After returning to the states Steve was assigned to the 278th General Support Company (Forward). That unit was based at Fort Devens, MA. That was a strategic outfit which had be able to deploy in 24 hours. They had a lot of exercises where they were put on alert and restricted to the base. They couldn't call their families who lived off post. That left Steve's wife stranded 30 miles away and no way to contact him. Because of the mission of the unit they did a lot of planning for deployments that never happened. That included load plans for how to load the unit on cargo planes. He stayed in that unit until he was discharged in July 1970.

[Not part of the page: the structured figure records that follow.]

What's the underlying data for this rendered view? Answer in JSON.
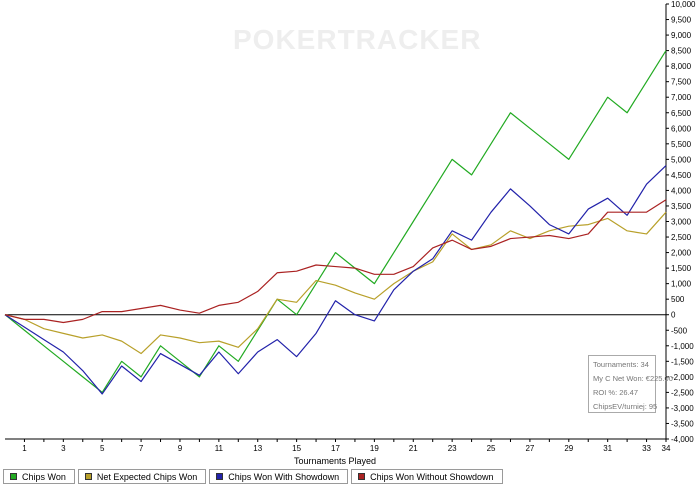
{
  "window": {
    "background": "#ffffff"
  },
  "watermark": {
    "text": "POKERTRACKER"
  },
  "stats": {
    "tournaments": "Tournaments: 34",
    "net_won": "My C Net Won: €225.00",
    "roi": "ROI %: 26.47",
    "chipsev": "ChipsEV/turniej: 95"
  },
  "chart_data": {
    "type": "line",
    "xlabel": "Tournaments Played",
    "ylabel": "",
    "xlim": [
      0,
      34
    ],
    "ylim": [
      -4000,
      10000
    ],
    "x_ticks": [
      1,
      3,
      5,
      7,
      9,
      11,
      13,
      15,
      17,
      19,
      21,
      23,
      25,
      27,
      29,
      31,
      33,
      34
    ],
    "y_ticks": [
      -4000,
      -3500,
      -3000,
      -2500,
      -2000,
      -1500,
      -1000,
      -500,
      0,
      500,
      1000,
      1500,
      2000,
      2500,
      3000,
      3500,
      4000,
      4500,
      5000,
      5500,
      6000,
      6500,
      7000,
      7500,
      8000,
      8500,
      9000,
      9500,
      10000
    ],
    "y_tick_labels": [
      "-4,000",
      "-3,500",
      "-3,000",
      "-2,500",
      "-2,000",
      "-1,500",
      "-1,000",
      "-500",
      "0",
      "500",
      "1,000",
      "1,500",
      "2,000",
      "2,500",
      "3,000",
      "3,500",
      "4,000",
      "4,500",
      "5,000",
      "5,500",
      "6,000",
      "6,500",
      "7,000",
      "7,500",
      "8,000",
      "8,500",
      "9,000",
      "9,500",
      "10,000"
    ],
    "grid": false,
    "legend_position": "bottom",
    "x": [
      0,
      1,
      2,
      3,
      4,
      5,
      6,
      7,
      8,
      9,
      10,
      11,
      12,
      13,
      14,
      15,
      16,
      17,
      18,
      19,
      20,
      21,
      22,
      23,
      24,
      25,
      26,
      27,
      28,
      29,
      30,
      31,
      32,
      33,
      34
    ],
    "series": [
      {
        "name": "Chips Won",
        "color": "#22aa22",
        "values": [
          0,
          -500,
          -1000,
          -1500,
          -2000,
          -2500,
          -1500,
          -2000,
          -1000,
          -1500,
          -2000,
          -1000,
          -1500,
          -500,
          500,
          0,
          1000,
          2000,
          1500,
          1000,
          2000,
          3000,
          4000,
          5000,
          4500,
          5500,
          6500,
          6000,
          5500,
          5000,
          6000,
          7000,
          6500,
          7500,
          8500
        ]
      },
      {
        "name": "Net Expected Chips Won",
        "color": "#b8a02a",
        "values": [
          0,
          -150,
          -450,
          -600,
          -750,
          -650,
          -850,
          -1250,
          -650,
          -750,
          -900,
          -850,
          -1050,
          -450,
          500,
          400,
          1100,
          950,
          700,
          500,
          1000,
          1400,
          1700,
          2600,
          2100,
          2250,
          2700,
          2450,
          2700,
          2850,
          2900,
          3100,
          2700,
          2600,
          3300
        ]
      },
      {
        "name": "Chips Won With Showdown",
        "color": "#2222aa",
        "values": [
          0,
          -400,
          -800,
          -1200,
          -1800,
          -2550,
          -1650,
          -2150,
          -1250,
          -1600,
          -1950,
          -1200,
          -1900,
          -1200,
          -800,
          -1350,
          -600,
          450,
          0,
          -200,
          800,
          1400,
          1800,
          2700,
          2400,
          3300,
          4050,
          3500,
          2900,
          2600,
          3400,
          3750,
          3200,
          4200,
          4800
        ]
      },
      {
        "name": "Chips Won Without Showdown",
        "color": "#aa2222",
        "values": [
          0,
          -150,
          -150,
          -250,
          -150,
          100,
          100,
          200,
          300,
          150,
          50,
          300,
          400,
          750,
          1350,
          1400,
          1600,
          1550,
          1500,
          1300,
          1300,
          1550,
          2150,
          2400,
          2100,
          2200,
          2450,
          2500,
          2550,
          2450,
          2600,
          3300,
          3300,
          3300,
          3700
        ]
      }
    ]
  }
}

Steve learned several life lessons. First the infantry doesn't provide security for you at the base camp in a combat zone. The Army contracts out the refrigeration work in the states, so you do not get to practice your MOS. If the Army wanted you to have a wife they would have issued you one. That leaves a nasty taste for the military in your dependents. For the three years he served, the VA paid for his college degree and most of the cost of his master degree. Quite a bargain for the time he served. Additionally, he used his veteran's preference to get hired at the post office. So the government never quit rewarding him for the time he served in the military. Now that Steve is retired from the military, he hears his buddies say they wished they had stayed in the military like him. We are so blessed as military retirees.
Steve's former wife suffered through the 3 years of low pay and separations. Steve doesn't think that she would recommend a military career. Basically she was alone for the first two years of his military service. She and their son did move to be with him in Massachusetts. Steve's Mom supported his decision to join the military. At the time of the Vietnam war, you could not get a good paying job because the employers thought you would be drafted.
after his three year enlistment in July 1970, he was out of military for 10
years. He joined Missouri Army National Guard in 1979 and progressed to Colonel,
ending his military career as the Director of Military Operations (DOMS) and
was responsible for State Emergency duty and disaster preparedness.